The Makhnovshchina was a guerrilla formation, an army of sorts, which was one of the reasons that anarchists in other parts of Russia were skeptical of it as an *anarchist* guerrilla formation. The fact that there was a de facto officer corps, that there was a quasi-militarist style of discipline, and that they entered into treaties and/or cease-fires with other forces that were clearly militarist (the Ukrainian nationalists under Petliura and the Red Army), all create a strong impression that their anarchic characteristics were mainly exhibited away from the battlefield.
While self-organized at the outset of the Spanish Civil War, almost as soon as the anarchist militia columns began to accept the strategies of their military advisers they began to lose their anarchist characteristics. For the sake of efficiency and strategic parity with their enemies, they began to instill more and more militaristic discipline around taking orders and coordinating attacks with their (unreliable) allies on the front.
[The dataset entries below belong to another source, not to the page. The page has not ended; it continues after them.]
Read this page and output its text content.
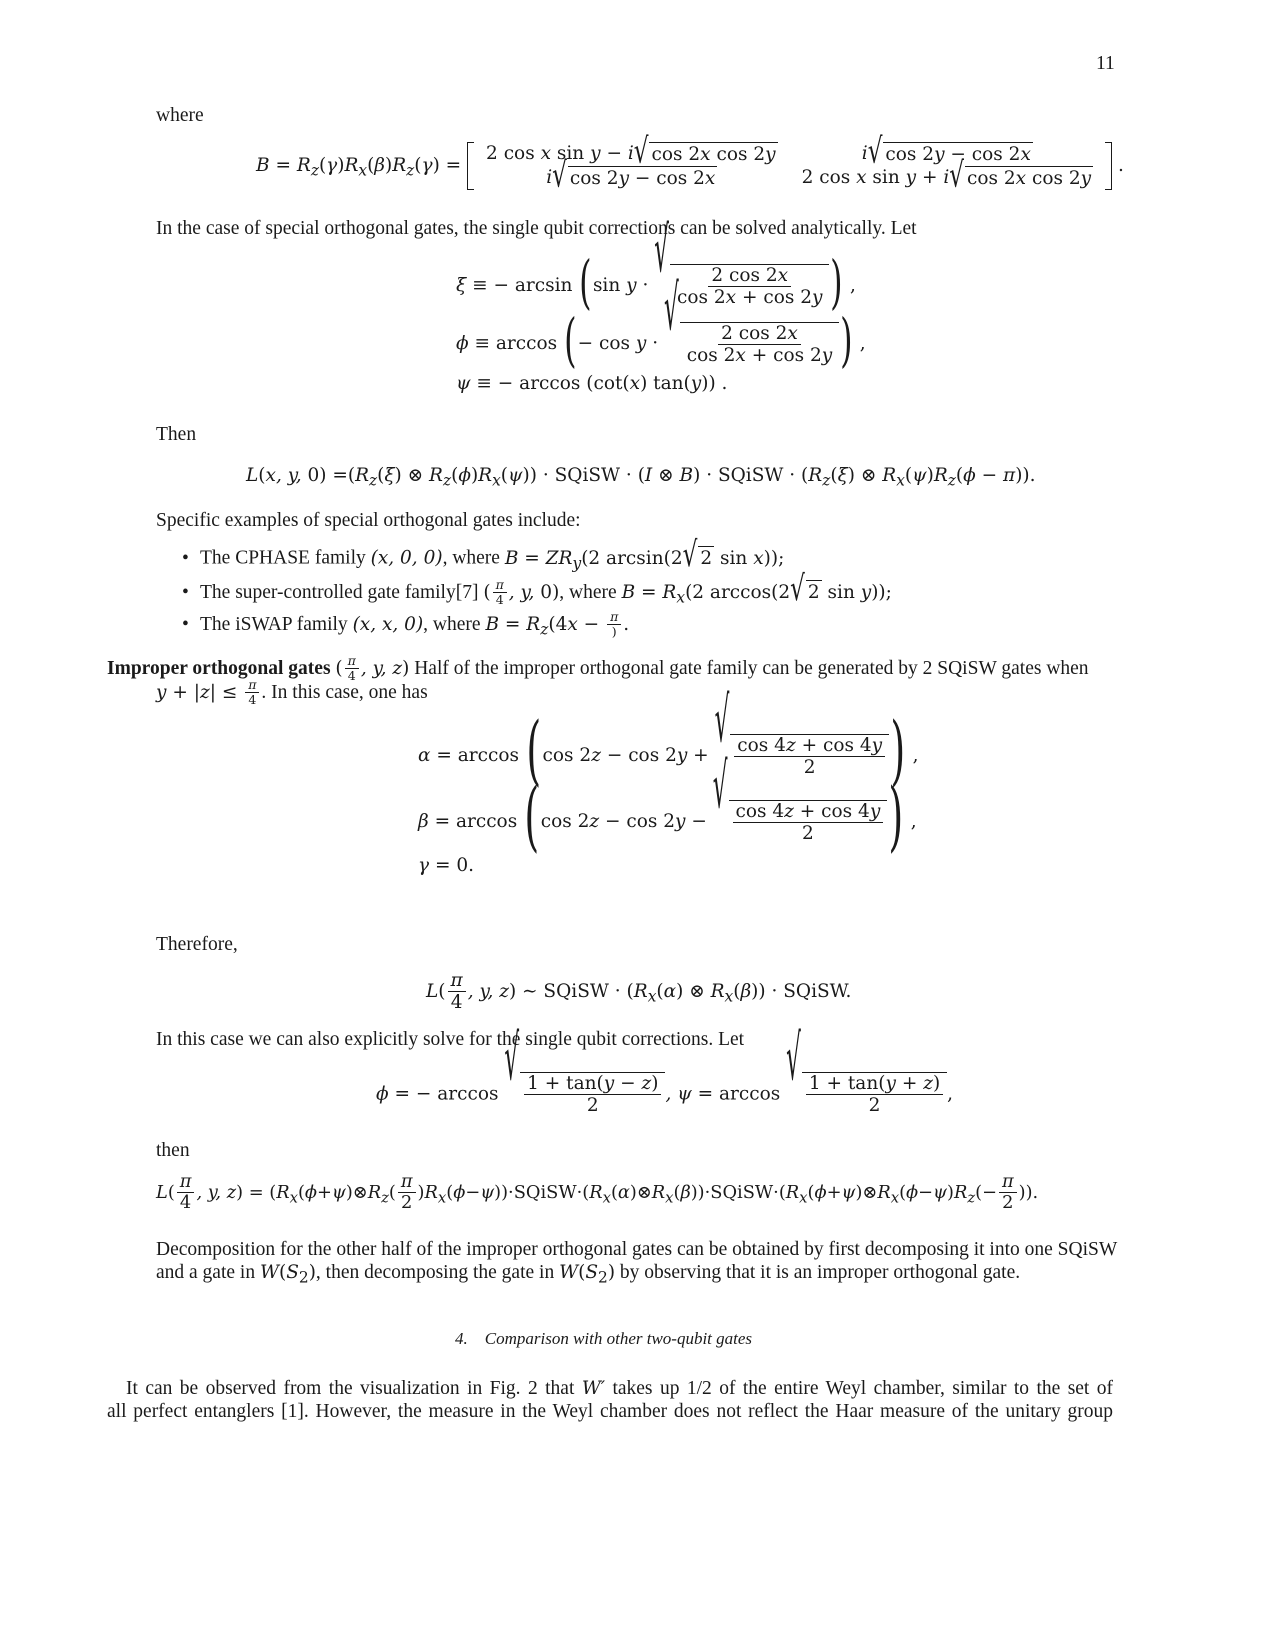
11
where
$B = R_z(\gamma)R_x(\beta)R_z(\gamma)$ =
2 cos x sin y − i √ cos 2x cos 2y	i √ cos 2y − cos 2x

i √ cos 2y − cos 2x	2 cos x sin y + i √ cos 2x cos 2y
.
In the case of special orthogonal gates, the single qubit corrections can be solved analytically. Let
ξ ≡ − arcsin (sin y · √ $\frac{2 \cos 2x}{\cos 2x + \cos 2y}$ ) ,
ϕ ≡ arccos (− cos y · √ $\frac{2 \cos 2x}{\cos 2x + \cos 2y}$ ) ,
ψ ≡ − arccos (cot(x) tan(y)) .
Then
L(x, y, $0) =(R_z(\xi)$ ⊗ $R_z(\phi)R_x(\psi)$) · SQiSW · (I ⊗ B) · SQiSW · ($R_z(\xi)$ ⊗ $R_x(\psi)R_z(\phi - \pi)$).
Specific examples of special orthogonal gates include:
• The CPHASE family (x, 0, 0), where $B = ZR_y(2$ arcsin(2 √ 2 sin x));
• The super-controlled gate family[7] ( $\frac{\pi}{4}$ , y, 0), where $B = R_x(2$ arccos(2 √ 2 sin y));
• The iSWAP family (x, x, 0), where $B = R_z(4x - \frac{\pi}{)}$ .
Improper orthogonal gates ( $\frac{\pi}{4}$ , y, z) Half of the improper orthogonal gate family can be generated by 2 SQiSW gates when
$y + |z| \le \frac{\pi}{4}$ . In this case, one has
α = arccos (cos 2z − cos 2y + √ $\frac{\cos 4z + \cos 4y}{2}$ ) ,
β = arccos (cos 2z − cos 2y − √ $\frac{\cos 4z + \cos 4y}{2}$ ) ,
γ = 0.
Therefore,
$L( \frac{\pi}{4}$ , y, z) ∼ SQiSW · ($R_x(\alpha)$ ⊗ $R_x(\beta)$) · SQiSW.
In this case we can also explicitly solve for the single qubit corrections. Let
ϕ = − arccos √ $\frac{1 + \tan(y - z)}{2}$ , ψ = arccos √ $\frac{1 + \tan(y + z)}{2}$ ,
then
$L( \frac{\pi}{4}$ , y, $z) = (R_x(\phi+\psi)\otimes R_z( \frac{\pi}{2}$ )$R_x(\phi-\psi))\cdot SQiSW\cdot(R_x(\alpha)\otimes R_x(\beta))\cdot SQiSW\cdot(R_x(\phi+\psi)\otimes R_x(\phi-\psi)R_z(- \frac{\pi}{2}$ )).
Decomposition for the other half of the improper orthogonal gates can be obtained by first decomposing it into one SQiSW
and a gate in $W(S_2)$, then decomposing the gate in $W(S_2)$ by observing that it is an improper orthogonal gate.
4. Comparison with other two-qubit gates
It can be observed from the visualization in Fig. 2 that W′ takes up 1/2 of the entire Weyl chamber, similar to the set of
all perfect entanglers [1]. However, the measure in the Weyl chamber does not reflect the Haar measure of the unitary group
So what precisely are you trying to indicate with these examples? That anarchists fight in wars? To the extent that's true, I would argue that they lose their anarchist characteristics. In other words, their anarchist credentials exist in inverse proportion to the extent that they accept militaristic logic.
In terms of the other types of conflicts you list, beyond a certain number of participants (for the sake of expedience, I'll call it "tribal"), the ability to muster the combatants and support infrastructure required to maintain their fitness for battle requires the logistical resources of some kind of apparatus that can requisition (by force if necessary) men and material. That is, a state.